3. DESIGNATION OF THE RUSSIAN SPECIAL FORCES “TEREK” RAPID RESPONSE TEAM AND LAW ENFOCRMENT OFFICIALS

On May 16, 2019, the U.S. Treasury Department designated the “Terek” special rapid response team, along with its commander Abuzayed Vismuradov, as well as a number of other Russian law enforcement officials, onto SDN list. The Treasury substantiated its actions as an enforcement of the “Magnitsky Act,” which authorizes punishment of those responsible for detention, torture, and death of Sergey Magnitsky, as well punishment for other systematic human rights abusers.


The press release notes that “Terek” played an essential role in actions against the LGBTI-community of Chechnya. The designation also covers several Russian law enforcement officials, along with officials of the Russian Ministry of Interior (MVD) and Federal Penitentiary Service of Russia (FSIN).

4. NEW SANCTIONS AGAINST RUSSIA’S DEFENSE SECTOR

On May 22, 2018 the United States Department of State  introduced certain restrictions against Tula Instrument Design Bureau (KBP), named after Academician Shipunov, the Moscow Machine Building Plant “Avangard” (MMZ Avangard) and the Gatchina Surface-to-Air Missile (SAM) Training Center, in each case for violation of Non-Proliferation of Weapons of Mass Destruction legislation as applied to Iran, North Korea, and Syria. As a result of this action, these entities are barred from participating in public procurements by the United States and are not allowed to participate in the weapons trade sector of the United States.

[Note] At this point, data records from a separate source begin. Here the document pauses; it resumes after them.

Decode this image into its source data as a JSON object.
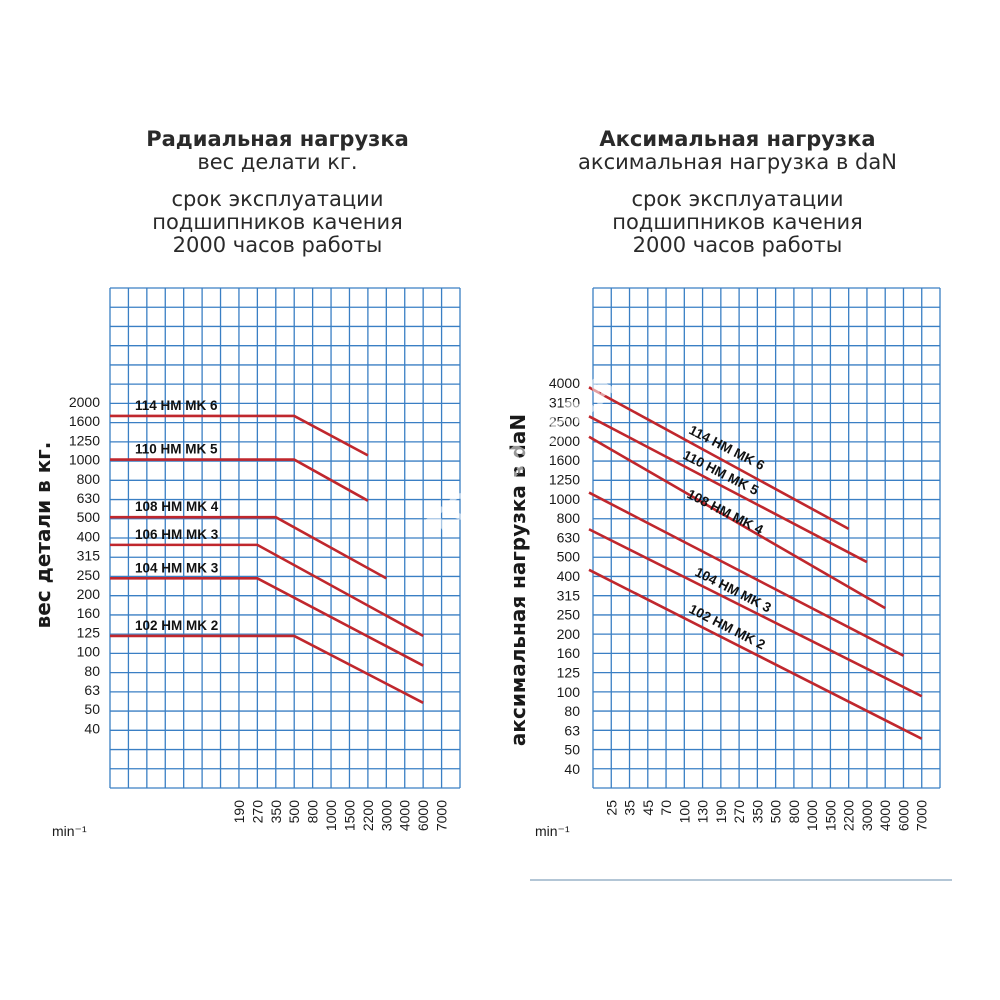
{
  "left_header": {
    "title": "Радиальная нагрузка",
    "subtitle": "вес делати кг.",
    "note_1": "срок эксплуатации",
    "note_2": "подшипников качения",
    "note_3": "2000 часов работы"
  },
  "right_header": {
    "title": "Аксимальная нагрузка",
    "subtitle": "аксимальная нагрузка в daN",
    "note_1": "срок эксплуатации",
    "note_2": "подшипников качения",
    "note_3": "2000 часов работы"
  },
  "watermark": "TOOLARENA",
  "colors": {
    "grid": "#3a7fc4",
    "line": "#c0272d",
    "background": "#ffffff"
  },
  "chart_data": [
    {
      "type": "line",
      "ylabel": "вес детали в кг.",
      "x_unit": "min⁻¹",
      "y_ticks": [
        "2000",
        "1600",
        "1250",
        "1000",
        "800",
        "630",
        "500",
        "400",
        "315",
        "250",
        "200",
        "160",
        "125",
        "100",
        "80",
        "63",
        "50",
        "40"
      ],
      "x_ticks": [
        "190",
        "270",
        "350",
        "500",
        "800",
        "1000",
        "1500",
        "2200",
        "3000",
        "4000",
        "6000",
        "7000"
      ],
      "scale": "log-log",
      "series": [
        {
          "name": "114 HM MK 6",
          "x": [
            "500",
            "2200"
          ],
          "y": [
            1700,
            1050
          ]
        },
        {
          "name": "110 HM MK 5",
          "x": [
            "500",
            "2200"
          ],
          "y": [
            1000,
            610
          ]
        },
        {
          "name": "108 HM MK 4",
          "x": [
            "350",
            "3000"
          ],
          "y": [
            500,
            240
          ]
        },
        {
          "name": "106 HM MK 3",
          "x": [
            "270",
            "6000"
          ],
          "y": [
            360,
            120
          ]
        },
        {
          "name": "104 HM MK 3",
          "x": [
            "270",
            "6000"
          ],
          "y": [
            240,
            85
          ]
        },
        {
          "name": "102 HM MK 2",
          "x": [
            "500",
            "6000"
          ],
          "y": [
            120,
            54
          ]
        }
      ]
    },
    {
      "type": "line",
      "ylabel": "аксимальная нагрузка в daN",
      "x_unit": "min⁻¹",
      "y_ticks": [
        "4000",
        "3150",
        "2500",
        "2000",
        "1600",
        "1250",
        "1000",
        "800",
        "630",
        "500",
        "400",
        "315",
        "250",
        "200",
        "160",
        "125",
        "100",
        "80",
        "63",
        "50",
        "40"
      ],
      "x_ticks": [
        "25",
        "35",
        "45",
        "70",
        "100",
        "130",
        "190",
        "270",
        "350",
        "500",
        "800",
        "1000",
        "1500",
        "2200",
        "3000",
        "4000",
        "6000",
        "7000"
      ],
      "scale": "log-log",
      "series": [
        {
          "name": "114 HM MK 6",
          "x": [
            "25",
            "2200"
          ],
          "y": [
            3700,
            700
          ]
        },
        {
          "name": "110 HM MK 5",
          "x": [
            "25",
            "3000"
          ],
          "y": [
            2600,
            470
          ]
        },
        {
          "name": "108 HM MK 4",
          "x": [
            "25",
            "4000"
          ],
          "y": [
            2050,
            270
          ]
        },
        {
          "name": "104 HM MK 3",
          "x": [
            "25",
            "6000"
          ],
          "y": [
            1050,
            155
          ]
        },
        {
          "name": "102 HM MK 2",
          "x": [
            "25",
            "7000"
          ],
          "y": [
            680,
            95
          ]
        },
        {
          "name": "",
          "x": [
            "25",
            "7000"
          ],
          "y": [
            420,
            57
          ]
        }
      ]
    }
  ]
}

Established in 1942, Avangard is the sole supplier of missiles for S-300 and S-400 surface-to-air missile systems. Since 2002 the Avangard enterprise is part of Almaz-Antey group.
Established in 1927, Shipunov KBP produces firearms, weapons, air defense system, autocannons, turning guns, turrets, remotely controlled weapon stations, anti-aircraft guns, weapon systems for tanks and armored vehicles, missiles, ATGM, artillery shells, mortar shells, guidance systems, high-precision weapons, short-range weapons systems, and grenade launchers. The enterprise is a part of Rostech State Corporation.

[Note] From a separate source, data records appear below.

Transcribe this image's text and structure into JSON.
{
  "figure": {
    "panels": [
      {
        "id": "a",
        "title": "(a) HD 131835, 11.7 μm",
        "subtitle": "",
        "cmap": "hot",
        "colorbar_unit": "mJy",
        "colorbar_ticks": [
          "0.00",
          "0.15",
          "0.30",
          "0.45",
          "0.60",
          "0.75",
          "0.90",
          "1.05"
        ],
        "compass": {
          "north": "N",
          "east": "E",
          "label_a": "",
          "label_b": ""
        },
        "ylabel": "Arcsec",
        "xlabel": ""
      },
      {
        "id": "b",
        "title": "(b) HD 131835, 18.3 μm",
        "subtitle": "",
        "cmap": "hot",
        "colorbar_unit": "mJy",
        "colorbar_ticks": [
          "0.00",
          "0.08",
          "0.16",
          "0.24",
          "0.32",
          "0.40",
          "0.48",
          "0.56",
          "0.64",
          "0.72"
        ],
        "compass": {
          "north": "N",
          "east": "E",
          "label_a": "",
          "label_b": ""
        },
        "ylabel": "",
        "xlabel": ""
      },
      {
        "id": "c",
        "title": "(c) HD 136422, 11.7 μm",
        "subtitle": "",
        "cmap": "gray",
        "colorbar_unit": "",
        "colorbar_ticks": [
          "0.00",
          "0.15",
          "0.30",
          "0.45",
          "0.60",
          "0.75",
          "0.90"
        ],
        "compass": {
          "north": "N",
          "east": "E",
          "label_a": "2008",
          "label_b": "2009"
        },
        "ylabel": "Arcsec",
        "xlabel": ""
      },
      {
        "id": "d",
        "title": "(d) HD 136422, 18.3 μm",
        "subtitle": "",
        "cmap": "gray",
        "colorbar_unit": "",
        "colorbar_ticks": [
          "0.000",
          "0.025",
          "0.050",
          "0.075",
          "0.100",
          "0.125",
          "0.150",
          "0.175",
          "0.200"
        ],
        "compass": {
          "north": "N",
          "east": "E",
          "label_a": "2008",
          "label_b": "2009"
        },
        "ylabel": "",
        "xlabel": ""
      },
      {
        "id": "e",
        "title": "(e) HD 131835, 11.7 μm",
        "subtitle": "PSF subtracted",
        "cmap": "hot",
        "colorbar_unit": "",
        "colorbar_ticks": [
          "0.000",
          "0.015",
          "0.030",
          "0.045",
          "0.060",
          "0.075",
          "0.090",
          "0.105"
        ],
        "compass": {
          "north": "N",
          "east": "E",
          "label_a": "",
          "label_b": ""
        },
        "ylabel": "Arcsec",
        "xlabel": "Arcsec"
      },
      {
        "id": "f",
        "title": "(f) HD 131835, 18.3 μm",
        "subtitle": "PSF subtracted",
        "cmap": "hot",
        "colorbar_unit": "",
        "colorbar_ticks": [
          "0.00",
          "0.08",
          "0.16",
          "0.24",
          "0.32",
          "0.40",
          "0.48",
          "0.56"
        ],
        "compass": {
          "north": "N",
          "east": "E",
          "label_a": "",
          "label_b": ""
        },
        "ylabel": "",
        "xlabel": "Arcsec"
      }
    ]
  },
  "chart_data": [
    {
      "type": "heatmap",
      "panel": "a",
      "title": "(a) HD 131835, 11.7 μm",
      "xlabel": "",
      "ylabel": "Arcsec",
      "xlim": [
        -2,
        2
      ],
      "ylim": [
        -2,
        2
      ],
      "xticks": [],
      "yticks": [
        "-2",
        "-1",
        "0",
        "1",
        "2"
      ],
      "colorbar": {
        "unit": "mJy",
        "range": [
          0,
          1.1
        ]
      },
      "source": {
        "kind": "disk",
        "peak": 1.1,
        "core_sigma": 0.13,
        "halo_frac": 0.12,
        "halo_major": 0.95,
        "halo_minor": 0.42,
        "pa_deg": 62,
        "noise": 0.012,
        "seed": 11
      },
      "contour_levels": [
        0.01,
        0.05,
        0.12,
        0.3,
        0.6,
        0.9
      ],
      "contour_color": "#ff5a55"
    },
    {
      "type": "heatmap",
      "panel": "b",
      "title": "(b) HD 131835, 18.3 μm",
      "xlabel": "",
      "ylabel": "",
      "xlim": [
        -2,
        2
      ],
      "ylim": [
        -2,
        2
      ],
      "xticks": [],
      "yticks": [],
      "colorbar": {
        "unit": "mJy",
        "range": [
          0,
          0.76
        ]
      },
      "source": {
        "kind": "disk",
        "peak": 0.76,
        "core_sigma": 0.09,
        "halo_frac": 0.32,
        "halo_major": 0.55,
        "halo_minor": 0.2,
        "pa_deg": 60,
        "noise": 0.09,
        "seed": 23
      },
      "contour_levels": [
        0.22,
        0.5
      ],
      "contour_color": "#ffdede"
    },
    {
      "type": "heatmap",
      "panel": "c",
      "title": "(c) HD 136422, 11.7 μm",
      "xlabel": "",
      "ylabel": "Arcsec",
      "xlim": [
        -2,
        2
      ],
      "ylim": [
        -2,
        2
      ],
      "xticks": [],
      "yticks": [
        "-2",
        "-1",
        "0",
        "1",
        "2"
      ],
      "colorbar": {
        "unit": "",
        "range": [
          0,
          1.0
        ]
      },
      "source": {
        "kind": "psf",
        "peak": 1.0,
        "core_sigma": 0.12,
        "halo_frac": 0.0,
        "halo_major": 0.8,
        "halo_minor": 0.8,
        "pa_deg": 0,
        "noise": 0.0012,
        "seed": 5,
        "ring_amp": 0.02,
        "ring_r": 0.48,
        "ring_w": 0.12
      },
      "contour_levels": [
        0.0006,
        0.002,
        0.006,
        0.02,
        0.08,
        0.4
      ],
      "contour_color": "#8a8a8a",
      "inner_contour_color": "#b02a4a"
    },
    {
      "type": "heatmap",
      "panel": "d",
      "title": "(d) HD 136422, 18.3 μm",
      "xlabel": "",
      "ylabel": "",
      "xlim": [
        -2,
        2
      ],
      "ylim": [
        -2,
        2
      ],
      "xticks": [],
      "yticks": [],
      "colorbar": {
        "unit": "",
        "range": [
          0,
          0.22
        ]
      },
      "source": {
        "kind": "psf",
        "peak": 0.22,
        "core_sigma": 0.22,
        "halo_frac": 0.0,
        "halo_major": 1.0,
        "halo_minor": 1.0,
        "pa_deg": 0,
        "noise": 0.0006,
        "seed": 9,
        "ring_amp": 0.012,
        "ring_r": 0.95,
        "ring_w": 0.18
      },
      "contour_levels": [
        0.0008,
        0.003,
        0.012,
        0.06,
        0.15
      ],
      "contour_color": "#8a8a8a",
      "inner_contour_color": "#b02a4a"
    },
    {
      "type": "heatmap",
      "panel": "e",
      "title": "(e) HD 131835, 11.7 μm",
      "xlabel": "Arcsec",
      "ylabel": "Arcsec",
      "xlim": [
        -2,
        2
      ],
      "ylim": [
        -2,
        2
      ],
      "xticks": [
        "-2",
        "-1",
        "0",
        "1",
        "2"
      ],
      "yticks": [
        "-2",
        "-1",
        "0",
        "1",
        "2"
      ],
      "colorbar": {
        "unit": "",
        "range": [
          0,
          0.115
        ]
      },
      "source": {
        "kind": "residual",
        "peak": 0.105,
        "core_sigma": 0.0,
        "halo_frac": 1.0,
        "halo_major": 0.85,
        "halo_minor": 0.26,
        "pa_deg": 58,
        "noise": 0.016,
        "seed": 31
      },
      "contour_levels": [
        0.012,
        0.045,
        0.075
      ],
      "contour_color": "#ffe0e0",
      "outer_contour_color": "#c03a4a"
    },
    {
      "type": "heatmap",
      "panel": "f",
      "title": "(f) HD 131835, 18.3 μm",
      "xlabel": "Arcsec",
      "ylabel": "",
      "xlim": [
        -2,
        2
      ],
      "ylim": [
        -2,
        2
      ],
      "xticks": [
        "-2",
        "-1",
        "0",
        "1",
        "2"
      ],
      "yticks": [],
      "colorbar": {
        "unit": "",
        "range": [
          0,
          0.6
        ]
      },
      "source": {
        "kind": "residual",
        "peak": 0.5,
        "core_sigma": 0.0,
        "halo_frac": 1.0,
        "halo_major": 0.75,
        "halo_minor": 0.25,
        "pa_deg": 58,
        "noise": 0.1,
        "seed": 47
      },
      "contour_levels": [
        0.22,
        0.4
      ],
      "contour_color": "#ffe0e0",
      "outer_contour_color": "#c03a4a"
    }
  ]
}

5. CHINA AND IRAN RESUME OIL TRADE.

Openly ignoring American sanctions against trade with Iran, China has resumed purchases of Iranian oil. As noted by Bourse & Bazaar, at a time of the rapid deterioration of Sino-American relations, China has acted through a state-owned corporation.


According to the analysis, on May 17, 2019, during the visit by Iranian Foreign Minister Mohammad Javad Zarif to China, the PACIFIC BRAVO tanker, with a cargo of two million barrels of oil from the Soroosh and Kharg terminals departed to China.
Although PACIFIC BRAVO is bound for Indonesia, it was recently acquired by the Bank of Kunlun, a financial organization under the control of the Chinese oil conglomerate CNPC. TankerTrackers.com is certain that China is the oil tanker’s true destination. The United States Treasury commented on the situation and emphasized a presence of serious sanctions risks.
Government sources in Beijing have stated that China condemns the unilateral actions by the United States against Iran. It is also noted that up until this moment, the Chinese government has not openly encouraged its businesses to circumvent American sanctions and conduct bilateral trade with Iran.

6 DERIPASKA PUBLISHES ON HIS WEBSITE A NON-CONFIDENTIAL VERSION OF THE OFAC CASE-FILE ON HIM AND HIS REPLY TO IT.

On May 27, 2019, Oleg Deripaska published on his website a non-confidential version of a document from the OFAC file on his case, the OFAC Evidentiary Memorandum.

The document includes media reports from Forbes, The Telegraph, The Guardian, The Times, as well as some of the legal documents for U.S. sanctions programs. Some of the materials are, however, classified.
At the same time, Deripaska published on his website a reply to the memorandum. He criticized a number of the OFAC arguments and claims, and described the document as a “poorly researched report.”